I think I figured it out. We had tomatoes for lunch, as we have done every lunch for a couple of weeks now. Not complaining, just saying. The first ones to ripen were these gnarly, irregular things. I’m trying to work out a variation of all cats being grey in the dark, but it’s not coming to me. Anyway, chopped up, gnarly works just fine. Some other varieties are starting to come online. We have beefhearts now and I think I saw a possible San Marzano turning pink.

So, today’s lunch, herbed omelet and a caprese salad. Just as I was about to dispatch this guy, have him meet his mozzarella, I realized.
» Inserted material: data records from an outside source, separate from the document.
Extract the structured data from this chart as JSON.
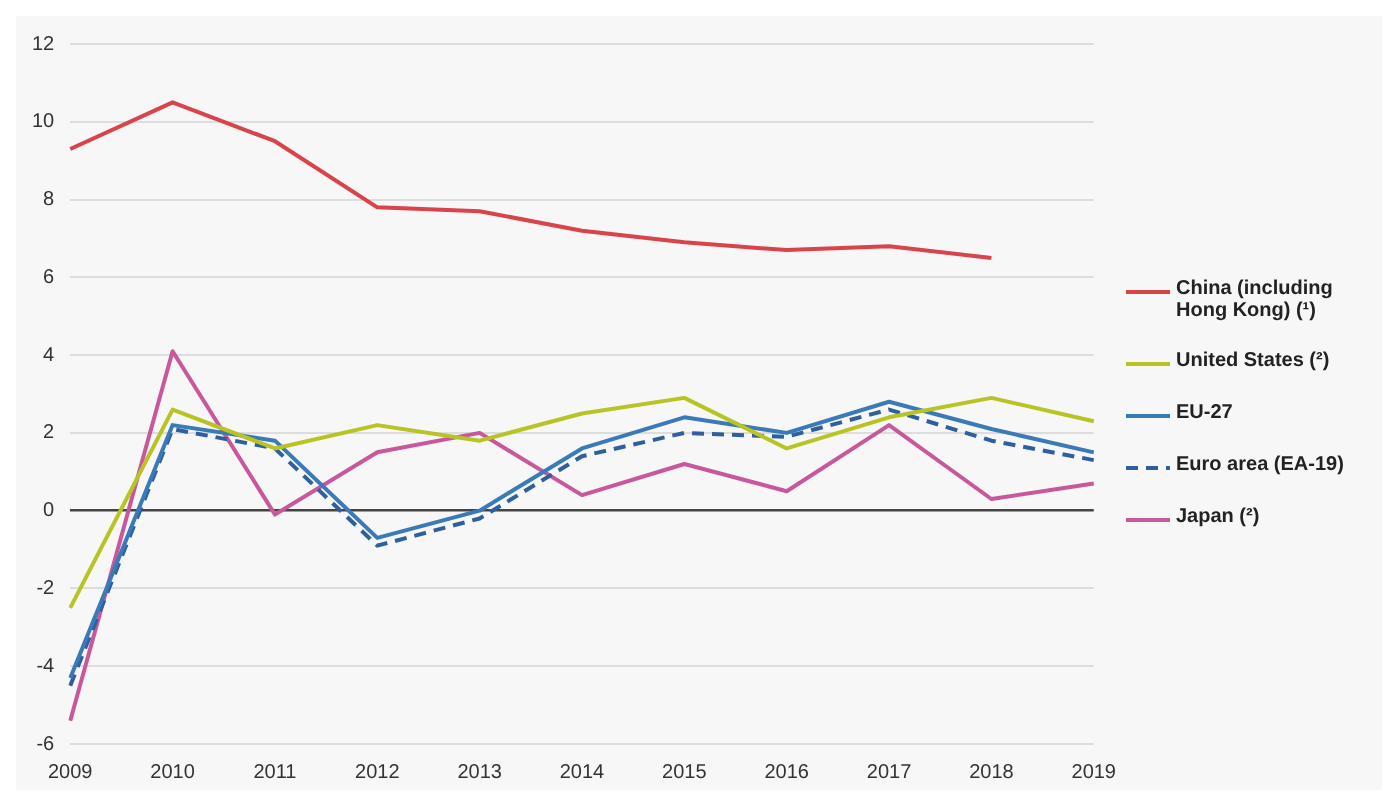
{
  "chart_data": {
    "type": "line",
    "categories": [
      "2009",
      "2010",
      "2011",
      "2012",
      "2013",
      "2014",
      "2015",
      "2016",
      "2017",
      "2018",
      "2019"
    ],
    "series": [
      {
        "name": "China (including Hong Kong) (¹)",
        "color": "#d9434a",
        "values": [
          9.3,
          10.5,
          9.5,
          7.8,
          7.7,
          7.2,
          6.9,
          6.7,
          6.8,
          6.5,
          null
        ]
      },
      {
        "name": "United States (²)",
        "color": "#b8c424",
        "values": [
          -2.5,
          2.6,
          1.6,
          2.2,
          1.8,
          2.5,
          2.9,
          1.6,
          2.4,
          2.9,
          2.3
        ]
      },
      {
        "name": "EU-27",
        "color": "#3a7ab8",
        "values": [
          -4.3,
          2.2,
          1.8,
          -0.7,
          0.0,
          1.6,
          2.4,
          2.0,
          2.8,
          2.1,
          1.5
        ]
      },
      {
        "name": "Euro area (EA-19)",
        "color": "#2f5f9e",
        "line_style": "dashed",
        "values": [
          -4.5,
          2.1,
          1.6,
          -0.9,
          -0.2,
          1.4,
          2.0,
          1.9,
          2.6,
          1.8,
          1.3
        ]
      },
      {
        "name": "Japan (²)",
        "color": "#c9579c",
        "values": [
          -5.4,
          4.1,
          -0.1,
          1.5,
          2.0,
          0.4,
          1.2,
          0.5,
          2.2,
          0.3,
          0.7
        ]
      }
    ],
    "ylim": [
      -6,
      12
    ],
    "yticks": [
      -6,
      -4,
      -2,
      0,
      2,
      4,
      6,
      8,
      10,
      12
    ],
    "grid": "y",
    "legend": "right",
    "marker": "none",
    "line_style": "solid"
  }
}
This is a Berkeley Tie Dye. What looks in the photo like a blown-out highlight is, okay, a blown-out highlight, but the main thing is, it’s yellow. Green, yellow and red, all on the same ripe tomato, a sure sign. I planted Berkeley Tie Dye last year. Not this year.
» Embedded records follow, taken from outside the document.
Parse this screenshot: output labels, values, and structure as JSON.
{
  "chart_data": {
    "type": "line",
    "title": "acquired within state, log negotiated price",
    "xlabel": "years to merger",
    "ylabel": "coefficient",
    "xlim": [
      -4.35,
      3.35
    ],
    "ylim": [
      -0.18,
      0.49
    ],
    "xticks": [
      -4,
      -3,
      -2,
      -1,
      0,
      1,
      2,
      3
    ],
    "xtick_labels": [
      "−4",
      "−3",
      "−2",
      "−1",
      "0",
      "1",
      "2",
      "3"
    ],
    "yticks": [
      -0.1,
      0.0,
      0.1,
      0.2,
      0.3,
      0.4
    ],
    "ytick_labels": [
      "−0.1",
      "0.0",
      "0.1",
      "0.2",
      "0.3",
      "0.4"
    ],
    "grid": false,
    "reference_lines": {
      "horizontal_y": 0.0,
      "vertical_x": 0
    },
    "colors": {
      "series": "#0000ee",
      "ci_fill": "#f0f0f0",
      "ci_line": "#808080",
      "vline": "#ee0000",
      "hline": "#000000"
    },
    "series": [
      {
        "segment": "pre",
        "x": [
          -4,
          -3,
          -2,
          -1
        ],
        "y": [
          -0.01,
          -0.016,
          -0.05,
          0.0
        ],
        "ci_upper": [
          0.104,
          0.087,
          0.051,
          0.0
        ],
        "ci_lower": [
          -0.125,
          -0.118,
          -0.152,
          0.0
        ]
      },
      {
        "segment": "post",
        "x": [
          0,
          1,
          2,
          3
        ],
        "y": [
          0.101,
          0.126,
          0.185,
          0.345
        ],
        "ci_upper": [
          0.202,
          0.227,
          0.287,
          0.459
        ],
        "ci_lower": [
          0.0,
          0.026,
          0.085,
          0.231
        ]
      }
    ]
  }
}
So this is the deal. The possible deal. Last year I planted all kinds of things. Then I ran off to Paris and left everything to fend for itself. Not many things came up. Some things came up, bore fruit — cherry tomatoes are pretty indestructible — and the fruit just rotted on the plant. Or maybe I threw it toward the compost bin and missed. Anyway, there were all these seeds left in the ground that just laid dormant.

This year I have spent a lot of time at the house, actually watering and taking care of things. And as avid readers know, we do no-dig; the seeds would still be near the surface. So my guess is that seeds from last year sprouted right alongside seeds from this year. Hey presto, bumper crop.

Fortunately I have a lot of cookbooks.

7 Replies to “Is This It?”

    1. Yes, they’re very good. No ripe garden tomato is really bad, but the ones that ripened earlier were kind of watery. These are juicy enough, but not so much that they dilute salad dressing, that kind of thing. Also the earlier ones needed all those ripples and curves, not to mention their rather thick skin, to give them structure. Once cut up, they kind of fell apart. This variety has thinner, smoother skin and retains its form when cut. Inside, the color is a uniform red. They are smaller than the “Coeur de Boeuf,” so maybe a better choice if you’re not big eater — of course in tomato season you’re bound to have lots of drop-ins at lunch time — but I do think Coeur de Boeuf tastes slightly better. I’m glad you like the photo. Thanks.

  1. The best artichokes we ever had were from a plant that popped up on the compost heap….
    I reckon that one can never have too many cook books, a claim hotly contested by husband.

      1. Likewise….they have a little office to themselves. But I am having to reorganise them now as the cleaner kindly dusted the lot while I was out and replaced them in an order known only to herself so that now when I reach for Grigson on veg I am likely to drop on food of the Mexican provinces….

    1. Hunky blue men, right there in my garden? Forget the tomatoes… I actually saw Mel Gibson once. He took his son to the opera. I’m sure it was a school assignment, as they both looked bored out of their minds.